For how plants could have survived the flood, see Q18: How did Plants Survive the Flood?

Insects would have survived by burrowing into the ground, as they often do during floods, and hitching rides on the huge floating log and vegetation mats that would have been floating on the surface of the water. Most of these likely would have come from the known billions floating in the air column at altitudes of even 15,000 feet (Swenson and Catchpool 2000).

Now that the resiliance of the creation has been established, the issue of what the animals ate can be addressed.

What did they eat?

Noah finally allowed the departure from the ark to begin during the second month. There are several possible solutions to the problem of the carnivores eating the herbivores before they could repopulate. There is nothing to suggest that Noah simply tossed the animals out of the ark and let them have at each other haphazardly.

The ark was well stocked with provisions for both herbivores and carnivores. Noah could very well have allowed the herbivores to depart first, to allow them to establish populations before releasing the carnivores.

There is no scriptural evidence to indicate that the animals were not procreating during the flood, allowing the number of animals departing from the ark to be greater. The size of the ark could easily acommodate additional animals, with only 36% taken up by animals and only 15% of food provisions and water was only 9.4%. Allowing the maximums of each of these, to make it as crowded as possible, food, animals, and water take up only 61.4% of the total ark size. The ark could have maintained a much larger population, even with these maximum numbers, without taking into account various methods of conserving space (for more on the size of the ark, see Q4: How Could the Ark Hold all Those Animals?). It is interesting to note that the reproduction rates of elk after the devistation at Mount St. Helens was close to the highest ever recorded (Swenson and Catchpool 2000). Given that the whole earth was devistated after the flood, it is likely that reproduction rates were heightened considerably.

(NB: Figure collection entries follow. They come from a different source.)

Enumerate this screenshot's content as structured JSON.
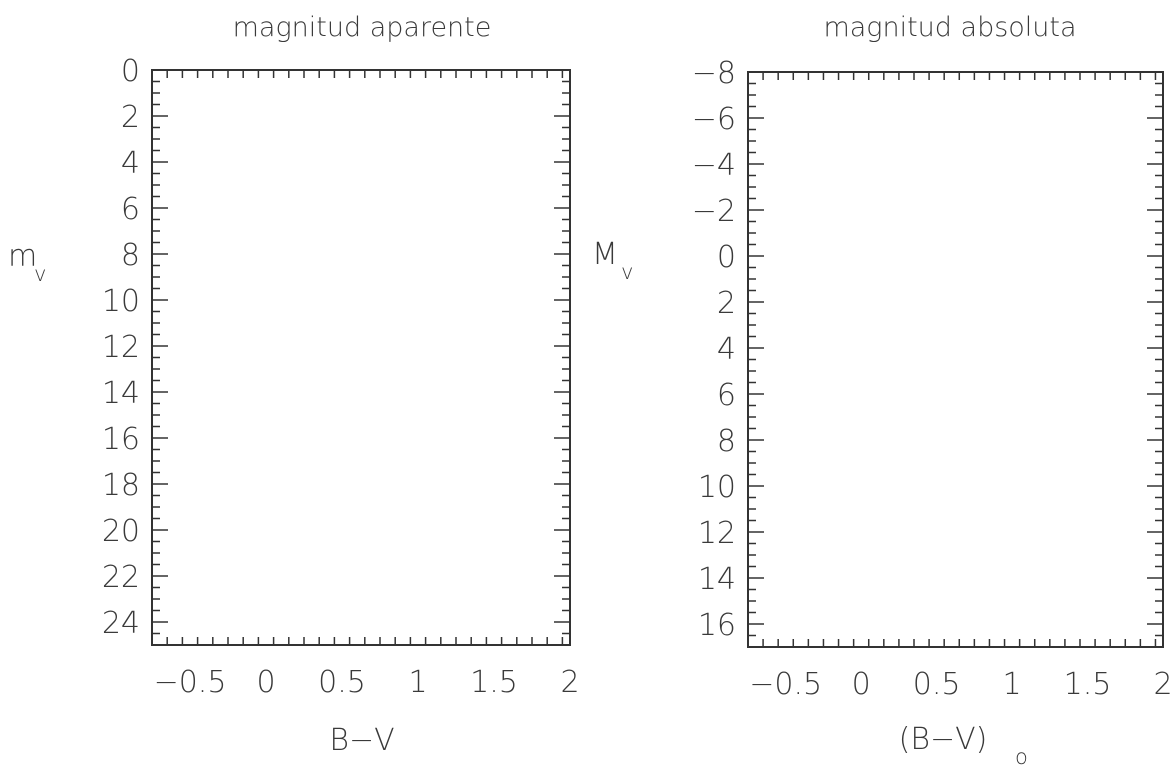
{
  "chart_data": [
    {
      "type": "scatter",
      "title": "magnitud aparente",
      "xlabel": "B−V",
      "ylabel": "m",
      "ylabel_subscript": "v",
      "xlim": [
        -0.75,
        2.0
      ],
      "ylim": [
        25,
        0
      ],
      "y_inverted": true,
      "xticks": [
        -0.5,
        0,
        0.5,
        1,
        1.5,
        2
      ],
      "xtick_labels": [
        "−0.5",
        "0",
        "0.5",
        "1",
        "1.5",
        "2"
      ],
      "yticks": [
        0,
        2,
        4,
        6,
        8,
        10,
        12,
        14,
        16,
        18,
        20,
        22,
        24
      ],
      "ytick_labels": [
        "0",
        "2",
        "4",
        "6",
        "8",
        "10",
        "12",
        "14",
        "16",
        "18",
        "20",
        "22",
        "24"
      ],
      "x_minor_step": 0.1,
      "y_minor_step": 0.5,
      "grid": false,
      "points": []
    },
    {
      "type": "scatter",
      "title": "magnitud absoluta",
      "xlabel": "(B−V)",
      "xlabel_subscript": "o",
      "ylabel": "M",
      "ylabel_subscript": "v",
      "xlim": [
        -0.75,
        2.0
      ],
      "ylim": [
        17,
        -8
      ],
      "y_inverted": true,
      "xticks": [
        -0.5,
        0,
        0.5,
        1,
        1.5,
        2
      ],
      "xtick_labels": [
        "−0.5",
        "0",
        "0.5",
        "1",
        "1.5",
        "2"
      ],
      "yticks": [
        -8,
        -6,
        -4,
        -2,
        0,
        2,
        4,
        6,
        8,
        10,
        12,
        14,
        16
      ],
      "ytick_labels": [
        "−8",
        "−6",
        "−4",
        "−2",
        "0",
        "2",
        "4",
        "6",
        "8",
        "10",
        "12",
        "14",
        "16"
      ],
      "x_minor_step": 0.1,
      "y_minor_step": 0.5,
      "grid": false,
      "points": []
    }
  ]
}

Just as carnivores in zoos soon become tamed to being fed, it is possible that the carnivores on the ark would have become somewhat tame and would have only reverted to catching their own food after the provisions on the ark ran out. Also, recognizing an easier meal without having to chase and kill prey, the carnivores could have hung around the immediate ark area and recieving free meals. Just like the old adage: don’t feed wild animals or they will keep coming back.

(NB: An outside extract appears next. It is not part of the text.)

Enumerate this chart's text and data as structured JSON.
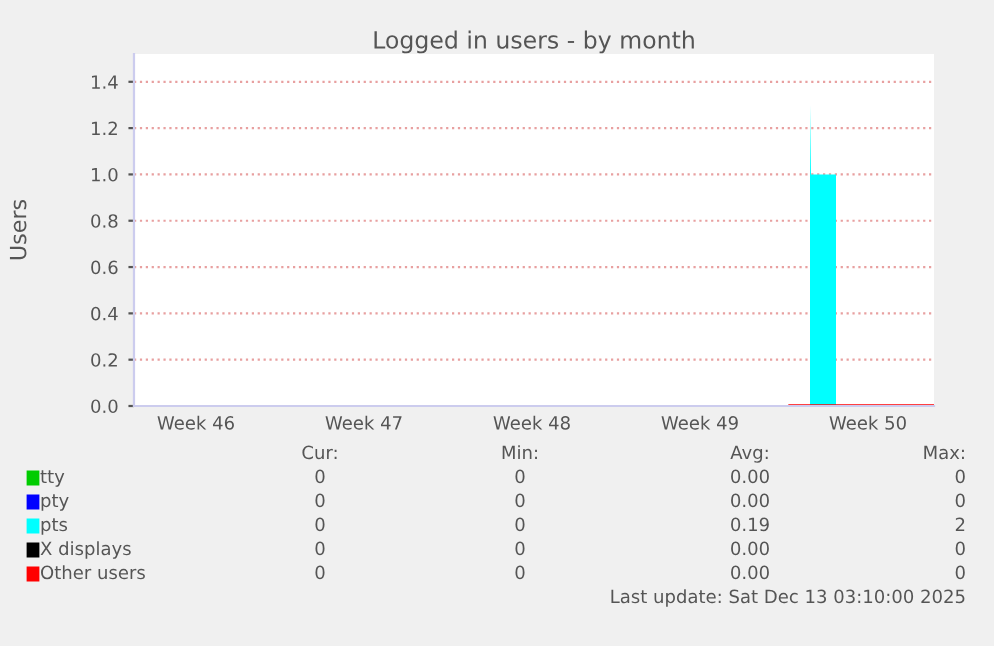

Predator/prey ratios are an additional issue, but one that is fairly easily resolved. Predators that must chase their prey over fairly open ground (as the post-flood world would have been until the new trees could grow up again) are very unsuccessful, precentage wise. For example, success rate on elk is about 20% (Murry 2002), forcing Natural Selection to take over, and forcing the predators to attack the weak, slow, and crippled. So it is clear that the predator/prey ratio is not a particularly problematic issue.

It is clear that “problems” with recovery after the flood are not actually problems at all, when analyzed.